Relating ¹⁸F-FDG image signal-to-noise ratio to time-of-flight noise-equivalent count rate in total-body PET using the uEXPLORER scanner

Abstract Objective. This work assessed the relationship between image signal-to-noise ratio (SNR) and total-body noise-equivalent count rate (NECR)—for both non-time-of-flight (TOF) NECR and TOF-NECR—in a long uniform water cylinder and 14 healthy human subjects using the uEXPLORER total-body PET/CT scanner. Approach. A TOF-NEC expression was modified for list-mode PET data, and both the non-TOF NECR and TOF-NECR were compared using datasets from a long uniform water cylinder and 14 human subjects scanned up to 12 h after radiotracer injection. Main results.
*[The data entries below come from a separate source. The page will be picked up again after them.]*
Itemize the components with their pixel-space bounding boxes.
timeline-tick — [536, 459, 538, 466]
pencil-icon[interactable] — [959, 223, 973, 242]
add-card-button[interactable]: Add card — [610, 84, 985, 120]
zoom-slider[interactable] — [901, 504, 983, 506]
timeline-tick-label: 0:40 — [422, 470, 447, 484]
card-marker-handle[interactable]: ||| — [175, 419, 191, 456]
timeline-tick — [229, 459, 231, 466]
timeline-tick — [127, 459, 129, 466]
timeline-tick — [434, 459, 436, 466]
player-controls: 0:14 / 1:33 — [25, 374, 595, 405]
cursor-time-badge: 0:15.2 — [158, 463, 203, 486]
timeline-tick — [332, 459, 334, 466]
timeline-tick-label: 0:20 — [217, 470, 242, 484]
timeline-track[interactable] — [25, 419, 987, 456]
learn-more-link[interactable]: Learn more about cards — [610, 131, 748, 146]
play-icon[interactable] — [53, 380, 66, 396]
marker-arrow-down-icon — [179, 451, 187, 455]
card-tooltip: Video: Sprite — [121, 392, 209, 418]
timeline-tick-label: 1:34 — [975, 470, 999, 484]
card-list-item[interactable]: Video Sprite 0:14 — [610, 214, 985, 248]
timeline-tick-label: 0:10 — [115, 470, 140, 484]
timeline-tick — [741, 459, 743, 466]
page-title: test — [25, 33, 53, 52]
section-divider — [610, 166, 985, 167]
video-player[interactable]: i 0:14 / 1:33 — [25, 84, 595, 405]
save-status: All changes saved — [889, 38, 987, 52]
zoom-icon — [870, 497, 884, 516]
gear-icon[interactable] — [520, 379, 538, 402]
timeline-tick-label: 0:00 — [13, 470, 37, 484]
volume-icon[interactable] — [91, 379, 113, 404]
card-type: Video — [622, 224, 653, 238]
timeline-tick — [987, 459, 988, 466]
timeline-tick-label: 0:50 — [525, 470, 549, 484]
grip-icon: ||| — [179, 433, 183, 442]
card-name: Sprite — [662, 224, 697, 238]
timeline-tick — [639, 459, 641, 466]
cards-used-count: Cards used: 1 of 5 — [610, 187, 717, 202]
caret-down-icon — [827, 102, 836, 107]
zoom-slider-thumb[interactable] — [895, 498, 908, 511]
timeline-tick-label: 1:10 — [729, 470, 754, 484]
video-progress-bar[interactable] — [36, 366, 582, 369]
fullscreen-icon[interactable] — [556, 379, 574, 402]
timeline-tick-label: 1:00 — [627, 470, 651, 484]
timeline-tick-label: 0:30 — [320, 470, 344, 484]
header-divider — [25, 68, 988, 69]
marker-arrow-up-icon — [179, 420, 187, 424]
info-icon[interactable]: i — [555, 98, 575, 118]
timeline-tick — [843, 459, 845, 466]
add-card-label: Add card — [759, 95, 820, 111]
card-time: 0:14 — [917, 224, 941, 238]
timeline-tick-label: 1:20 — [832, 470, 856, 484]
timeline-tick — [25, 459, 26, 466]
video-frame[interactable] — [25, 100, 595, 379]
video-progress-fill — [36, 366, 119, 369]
The TOF-NECR for the uniform water cylinder was found to be linearly proportional to the TOF-reconstructed image SNR2 in the range of radioactivity concentrations studied, but not for non-TOF NECR as indicated by the reduced R 2 value. The results suggest that the use of TOF-NECR to estimate the count rate performance of TOF-enabled PET systems may be more appropriate for predicting the SNR of TOF-reconstructed images. Significance. Image quality in PET is commonly characterized by image SNR and, correspondingly, the NECR. While the use of NECR for predicting image quality in conventional PET systems is well-studied, the relationship between SNR and NECR has not been examined in detail in long axial field-of-view total-body PET systems, especially for human subjects. Furthermore, the current NEMA NU 2-2018 standard does not account for count rate performance gains due to TOF in the NECR evaluation. The relationship between image SNR and total-body NECR in long axial FOV PET was assessed for the first time using the uEXPLORER total-body PET/CT scanner.